Africa is slowly but steadily splitting in two. Like any geological phenomenon, it is an extremely long process that will take millions of years to complete, but will ultimately cause part of eastern Africa breaks away from the rest of the continentlikely resulting in the creation of a new sea between the two resulting landmasses.
This colossal rupture is related to the East African Rift System (EARS), one of the largest rifts in the world and which extends for thousands of kilometers through several countries in Africa, including Ethiopia, Kenya, the Democratic Republic of the Congo, Uganda, Rwanda, Burundi, Zambia, Tanzania, Malawi and Mozambique.
This system of cracks actually shows that the african plate is splitting into two subplates: the smaller Somali plate and the larger Nubian plate. They are separating from each other at a tremendously slow speed, only a few centimeters per year, according to a 2004 study.
The end result will probably be that the region of the Horn of Africa separates itself from the restforming a kind of large elongated island.

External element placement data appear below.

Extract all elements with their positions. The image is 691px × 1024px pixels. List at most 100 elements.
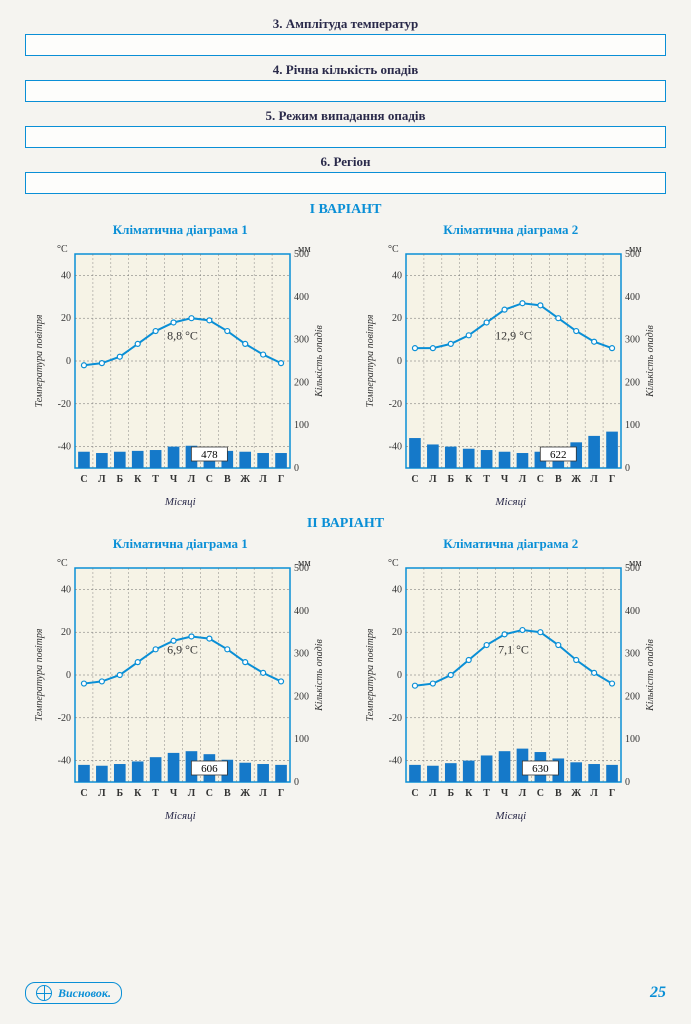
- svg-text:100: 100: [294, 420, 309, 431]
- svg-text:Б: Б: [447, 474, 454, 485]
- svg-text:К: К: [134, 474, 142, 485]
- svg-text:Ж: Ж: [571, 788, 581, 799]
- page-number: 25: [650, 984, 666, 1002]
- svg-text:-40: -40: [58, 756, 71, 767]
- precip-bar: [96, 766, 108, 782]
- svg-text:мм: мм: [298, 244, 311, 255]
- avg-temp-label: 12,9 °C: [495, 329, 532, 343]
- svg-text:300: 300: [625, 335, 640, 346]
- svg-text:В: В: [224, 474, 231, 485]
- total-precip-label: 622: [550, 449, 567, 461]
- variant-2-title: II ВАРІАНТ: [25, 516, 666, 532]
- svg-text:Л: Л: [590, 788, 598, 799]
- svg-text:200: 200: [625, 691, 640, 702]
- svg-text:Л: Л: [98, 788, 106, 799]
- precip-bar: [258, 453, 270, 468]
- svg-text:400: 400: [294, 606, 309, 617]
- precip-bar: [445, 447, 457, 468]
- avg-temp-label: 6,9 °C: [167, 643, 198, 657]
- svg-text:Ч: Ч: [170, 788, 178, 799]
- svg-text:Ж: Ж: [241, 788, 251, 799]
- svg-text:40: 40: [61, 584, 71, 595]
- svg-text:Ч: Ч: [501, 474, 509, 485]
- climate-chart: -40-20020400100200300400500СЛБКТЧЛСВЖЛГ6…: [30, 554, 330, 804]
- svg-text:Кількість опадів: Кількість опадів: [645, 325, 656, 398]
- svg-text:300: 300: [294, 649, 309, 660]
- chart-3-title: Кліматична діаграма 1: [25, 536, 336, 552]
- svg-text:0: 0: [625, 777, 630, 788]
- precip-bar: [409, 438, 421, 468]
- conclusion-badge: Висновок.: [25, 982, 122, 1004]
- svg-text:Л: Л: [260, 788, 268, 799]
- precip-bar: [463, 761, 475, 782]
- svg-text:С: С: [81, 788, 88, 799]
- precip-bar: [498, 751, 510, 782]
- svg-text:100: 100: [294, 734, 309, 745]
- svg-text:20: 20: [392, 627, 402, 638]
- svg-text:С: С: [81, 474, 88, 485]
- chart-3: Кліматична діаграма 1 -40-20020400100200…: [25, 536, 336, 822]
- svg-text:В: В: [555, 788, 562, 799]
- svg-text:К: К: [465, 474, 473, 485]
- total-precip-label: 478: [201, 449, 218, 461]
- precip-bar: [258, 764, 270, 782]
- svg-text:°C: °C: [388, 558, 399, 569]
- blank-box-3: [25, 34, 666, 56]
- svg-text:-20: -20: [58, 399, 71, 410]
- precip-bar: [516, 453, 528, 468]
- precip-bar: [481, 450, 493, 468]
- svg-text:Л: Л: [188, 474, 196, 485]
- svg-text:С: С: [206, 474, 213, 485]
- precip-bar: [498, 452, 510, 468]
- svg-text:0: 0: [66, 670, 71, 681]
- svg-text:С: С: [411, 474, 418, 485]
- chart-4: Кліматична діаграма 2 -40-20020400100200…: [356, 536, 667, 822]
- svg-text:Ж: Ж: [571, 474, 581, 485]
- precip-bar: [240, 452, 252, 468]
- svg-text:-40: -40: [388, 442, 401, 453]
- precip-bar: [114, 764, 126, 782]
- globe-icon: [36, 985, 52, 1001]
- avg-temp-label: 8,8 °C: [167, 329, 198, 343]
- svg-text:Кількість опадів: Кількість опадів: [314, 639, 325, 712]
- svg-text:-40: -40: [388, 756, 401, 767]
- svg-text:Г: Г: [609, 788, 615, 799]
- chart-1-title: Кліматична діаграма 1: [25, 222, 336, 238]
- precip-bar: [78, 765, 90, 782]
- climate-chart: -40-20020400100200300400500СЛБКТЧЛСВЖЛГ7…: [361, 554, 661, 804]
- variant-1-title: I ВАРІАНТ: [25, 202, 666, 218]
- heading-6: 6. Регіон: [25, 154, 666, 170]
- svg-text:мм: мм: [298, 558, 311, 569]
- svg-text:Б: Б: [117, 474, 124, 485]
- heading-4: 4. Річна кількість опадів: [25, 62, 666, 78]
- svg-text:Г: Г: [278, 788, 284, 799]
- svg-text:Температура повітря: Температура повітря: [34, 628, 45, 721]
- chart-1: Кліматична діаграма 1 -40-20020400100200…: [25, 222, 336, 508]
- svg-text:0: 0: [294, 463, 299, 474]
- chart-1-xlabel: Місяці: [25, 496, 336, 508]
- heading-3: 3. Амплітуда температур: [25, 16, 666, 32]
- svg-text:°C: °C: [388, 244, 399, 255]
- precip-bar: [606, 765, 618, 782]
- blank-box-6: [25, 172, 666, 194]
- blank-box-5: [25, 126, 666, 148]
- svg-text:400: 400: [625, 292, 640, 303]
- svg-text:400: 400: [625, 606, 640, 617]
- svg-text:Г: Г: [609, 474, 615, 485]
- svg-text:Температура повітря: Температура повітря: [34, 314, 45, 407]
- conclusion-text: Висновок.: [58, 986, 111, 1001]
- precip-bar: [570, 762, 582, 782]
- svg-text:В: В: [224, 788, 231, 799]
- chart-4-title: Кліматична діаграма 2: [356, 536, 667, 552]
- svg-text:-40: -40: [58, 442, 71, 453]
- chart-2-title: Кліматична діаграма 2: [356, 222, 667, 238]
- svg-text:Ч: Ч: [501, 788, 509, 799]
- svg-text:Ч: Ч: [170, 474, 178, 485]
- svg-text:Л: Л: [429, 474, 437, 485]
- svg-text:Б: Б: [447, 788, 454, 799]
- chart-2: Кліматична діаграма 2 -40-20020400100200…: [356, 222, 667, 508]
- svg-text:мм: мм: [629, 244, 642, 255]
- svg-text:0: 0: [66, 356, 71, 367]
- svg-text:С: С: [411, 788, 418, 799]
- avg-temp-label: 7,1 °C: [498, 643, 529, 657]
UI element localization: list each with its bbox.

A huge crack came out of nowhere in 2018
In 2018, specifically on March 18, the residents of a small town in the southeast of Kenya believed they were victims of a catastrophic event. They literally saw the ground open under their feet, creating a gigantic crack that reached several kilometers in length and a depth of twenty meters. They had never seen anything like it.
This rift was related to the East African rift and is a demonstration of how it is evolving.
Geologist Lucía Pérez Díaz, from the Dynamic Fault Research Group at Royal Holloway College, stated in the magazine The Conversation that “existing activity along the eastern branch of the Rift Valley, which runs through Ethiopia, Kenya, and Tanzania, became apparent when the large fissure suddenly appeared in southwestern Kenya.”
For Perez Diaz, this rifting It is unique on the planet because it allows live observation of the different stages of cracking.
The most interesting fracture, he writes, began in the Afar region of northern Ethiopia about 30 million years ago. Since then, it has been spreading south towards Zimbabwe, to an average of between 2.5 and 5 centimeters per year.
Currently in Afar the solid outer layer of the Earth, called the lithosphere, has been reduced to the point of almost complete rupture.
When it breaks, Pérez Díaz details, a new ocean will begin to form and, “in a period of tens of millions of years, the seabed will advance along the entire crack.”
“As a result, the African continent will become smaller and there will be a large island in the Indian Ocean made up of parts of Ethiopia and Somalia, including the Horn of Africa“, it states.